When a New Jersey judge or jury convicts you of a criminal offense that is sexual in nature, you have an obligation to register as a sex offender with the state. Known as “Megan’s Law,” the law seeks to make it so that sex offenders feel the consequences of their convictions long after they take place.
According to Klaas Kids, Megan’s Law first took effect in 1994 and requires you to register as a sex offender after committing any number of different sex offenses.
What offenses fall under Megan’s Law
Megan’s Law requires that you must register as a sex offender in New Jersey if you received a conviction for sexual assault or aggravated sexual assault. You also must do so if convicted of aggravated criminal sexual contact or endangering the welfare of a child in a sexual manner. Convictions for criminal restraint or false imprisonment also require you to register under Megan’s Law, among other sexually based offenses.
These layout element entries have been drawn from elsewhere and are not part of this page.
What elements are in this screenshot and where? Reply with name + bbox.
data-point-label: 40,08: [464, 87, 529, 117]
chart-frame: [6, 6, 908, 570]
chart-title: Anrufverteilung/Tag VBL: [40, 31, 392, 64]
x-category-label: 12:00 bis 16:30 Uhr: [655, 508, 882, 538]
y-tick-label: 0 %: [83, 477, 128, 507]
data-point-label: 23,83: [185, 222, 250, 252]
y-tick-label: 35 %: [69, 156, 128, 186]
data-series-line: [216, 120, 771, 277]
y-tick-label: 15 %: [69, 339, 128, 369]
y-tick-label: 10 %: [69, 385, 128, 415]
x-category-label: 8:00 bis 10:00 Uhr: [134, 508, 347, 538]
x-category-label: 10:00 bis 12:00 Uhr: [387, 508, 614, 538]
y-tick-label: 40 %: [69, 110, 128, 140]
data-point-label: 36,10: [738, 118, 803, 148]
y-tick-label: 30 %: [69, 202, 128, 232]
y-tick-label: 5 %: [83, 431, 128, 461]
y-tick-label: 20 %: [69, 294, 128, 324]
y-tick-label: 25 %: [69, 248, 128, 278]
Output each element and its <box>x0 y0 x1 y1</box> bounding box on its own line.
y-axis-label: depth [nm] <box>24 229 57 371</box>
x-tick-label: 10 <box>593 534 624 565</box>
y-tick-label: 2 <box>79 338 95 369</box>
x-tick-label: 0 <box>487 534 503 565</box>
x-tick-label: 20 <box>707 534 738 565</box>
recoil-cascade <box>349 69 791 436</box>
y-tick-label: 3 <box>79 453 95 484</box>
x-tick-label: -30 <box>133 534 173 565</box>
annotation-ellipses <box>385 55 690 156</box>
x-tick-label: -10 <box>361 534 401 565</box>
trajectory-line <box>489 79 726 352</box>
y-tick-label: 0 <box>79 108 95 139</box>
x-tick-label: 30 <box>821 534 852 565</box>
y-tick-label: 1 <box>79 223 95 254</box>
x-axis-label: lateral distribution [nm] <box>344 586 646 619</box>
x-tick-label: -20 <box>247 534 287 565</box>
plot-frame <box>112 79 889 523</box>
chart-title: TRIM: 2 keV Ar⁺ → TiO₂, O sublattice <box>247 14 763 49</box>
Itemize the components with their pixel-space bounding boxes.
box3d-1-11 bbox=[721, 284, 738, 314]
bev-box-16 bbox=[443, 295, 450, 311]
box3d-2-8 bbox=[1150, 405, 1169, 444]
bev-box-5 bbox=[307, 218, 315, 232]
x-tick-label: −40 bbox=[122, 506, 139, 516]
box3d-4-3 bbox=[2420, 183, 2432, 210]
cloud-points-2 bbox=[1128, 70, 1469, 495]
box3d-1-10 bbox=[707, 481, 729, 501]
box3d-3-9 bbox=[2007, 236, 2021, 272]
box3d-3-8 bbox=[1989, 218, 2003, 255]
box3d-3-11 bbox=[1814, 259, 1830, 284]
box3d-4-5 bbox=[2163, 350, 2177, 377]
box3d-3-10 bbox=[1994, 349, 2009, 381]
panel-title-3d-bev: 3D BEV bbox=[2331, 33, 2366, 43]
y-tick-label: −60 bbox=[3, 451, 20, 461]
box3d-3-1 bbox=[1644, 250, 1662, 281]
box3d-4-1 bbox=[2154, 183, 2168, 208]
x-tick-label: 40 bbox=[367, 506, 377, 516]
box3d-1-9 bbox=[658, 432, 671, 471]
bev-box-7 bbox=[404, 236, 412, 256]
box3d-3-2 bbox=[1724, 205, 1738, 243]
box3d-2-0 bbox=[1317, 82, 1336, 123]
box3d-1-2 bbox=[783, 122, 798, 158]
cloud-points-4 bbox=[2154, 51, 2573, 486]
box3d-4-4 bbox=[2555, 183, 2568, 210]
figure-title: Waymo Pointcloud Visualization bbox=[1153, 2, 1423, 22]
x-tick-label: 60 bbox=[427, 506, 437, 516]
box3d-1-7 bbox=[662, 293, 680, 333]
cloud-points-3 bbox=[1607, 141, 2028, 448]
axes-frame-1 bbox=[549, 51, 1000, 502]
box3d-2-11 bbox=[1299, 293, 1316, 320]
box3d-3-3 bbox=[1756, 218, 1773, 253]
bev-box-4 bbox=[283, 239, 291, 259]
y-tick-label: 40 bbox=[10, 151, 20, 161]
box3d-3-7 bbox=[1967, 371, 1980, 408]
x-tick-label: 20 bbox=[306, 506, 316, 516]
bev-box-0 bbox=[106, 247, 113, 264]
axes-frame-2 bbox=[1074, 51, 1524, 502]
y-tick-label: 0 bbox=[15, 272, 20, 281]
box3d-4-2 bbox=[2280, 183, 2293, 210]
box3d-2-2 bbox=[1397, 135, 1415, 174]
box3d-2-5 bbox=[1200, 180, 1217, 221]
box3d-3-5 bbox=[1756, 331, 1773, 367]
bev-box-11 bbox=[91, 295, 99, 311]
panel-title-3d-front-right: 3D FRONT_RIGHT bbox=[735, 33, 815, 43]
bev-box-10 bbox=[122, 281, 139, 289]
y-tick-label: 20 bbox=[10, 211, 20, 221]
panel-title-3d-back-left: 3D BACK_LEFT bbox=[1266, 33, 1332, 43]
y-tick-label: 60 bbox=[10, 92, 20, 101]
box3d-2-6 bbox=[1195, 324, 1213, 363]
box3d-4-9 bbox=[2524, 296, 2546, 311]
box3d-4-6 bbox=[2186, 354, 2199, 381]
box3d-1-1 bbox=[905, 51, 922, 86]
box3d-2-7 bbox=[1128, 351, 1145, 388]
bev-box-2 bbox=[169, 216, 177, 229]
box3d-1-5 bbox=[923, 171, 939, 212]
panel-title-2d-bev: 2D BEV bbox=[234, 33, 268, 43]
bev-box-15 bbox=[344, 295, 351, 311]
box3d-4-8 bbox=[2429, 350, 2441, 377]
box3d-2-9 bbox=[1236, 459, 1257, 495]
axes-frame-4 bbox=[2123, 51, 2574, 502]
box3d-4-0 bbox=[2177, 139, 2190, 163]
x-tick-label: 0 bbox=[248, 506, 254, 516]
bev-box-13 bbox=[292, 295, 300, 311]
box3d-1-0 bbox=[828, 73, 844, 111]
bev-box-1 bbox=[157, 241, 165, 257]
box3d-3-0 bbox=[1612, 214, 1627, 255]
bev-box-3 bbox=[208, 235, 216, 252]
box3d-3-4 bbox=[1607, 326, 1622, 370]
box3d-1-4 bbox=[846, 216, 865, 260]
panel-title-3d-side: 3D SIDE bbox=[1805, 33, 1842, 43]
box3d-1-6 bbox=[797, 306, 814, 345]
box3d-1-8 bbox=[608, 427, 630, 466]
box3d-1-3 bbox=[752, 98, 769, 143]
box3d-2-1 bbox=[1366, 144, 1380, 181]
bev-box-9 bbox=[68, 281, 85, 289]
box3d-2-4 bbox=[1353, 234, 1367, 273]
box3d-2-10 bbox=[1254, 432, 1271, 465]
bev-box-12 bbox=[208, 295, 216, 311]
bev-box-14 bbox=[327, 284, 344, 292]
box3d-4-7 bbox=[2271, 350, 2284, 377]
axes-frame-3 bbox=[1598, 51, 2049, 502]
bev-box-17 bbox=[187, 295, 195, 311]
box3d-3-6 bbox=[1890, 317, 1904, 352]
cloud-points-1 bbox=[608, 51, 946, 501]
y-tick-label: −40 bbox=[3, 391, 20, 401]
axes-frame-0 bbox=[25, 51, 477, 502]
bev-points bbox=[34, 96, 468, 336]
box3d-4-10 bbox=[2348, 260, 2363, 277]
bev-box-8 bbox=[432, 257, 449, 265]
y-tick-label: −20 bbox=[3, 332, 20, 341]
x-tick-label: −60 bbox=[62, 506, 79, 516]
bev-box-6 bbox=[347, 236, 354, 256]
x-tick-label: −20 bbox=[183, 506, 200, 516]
How long you have to register under Megan’s Law
Once a judge or jury hands down a conviction for a sexually based offense, you must register as a sex offender under Megan’s Law within a particular timeframe. You must register prior to your release from jail or prison and once the state places you on supervision. If you are coming from out of state and have a sex offense in your history, you must register as a sex offender within 10 days of arriving in the state. You also must do so 10 days before you change your address.
Failing to register as a sex offender under Megan’s Law may lead to a host of additional legal problems.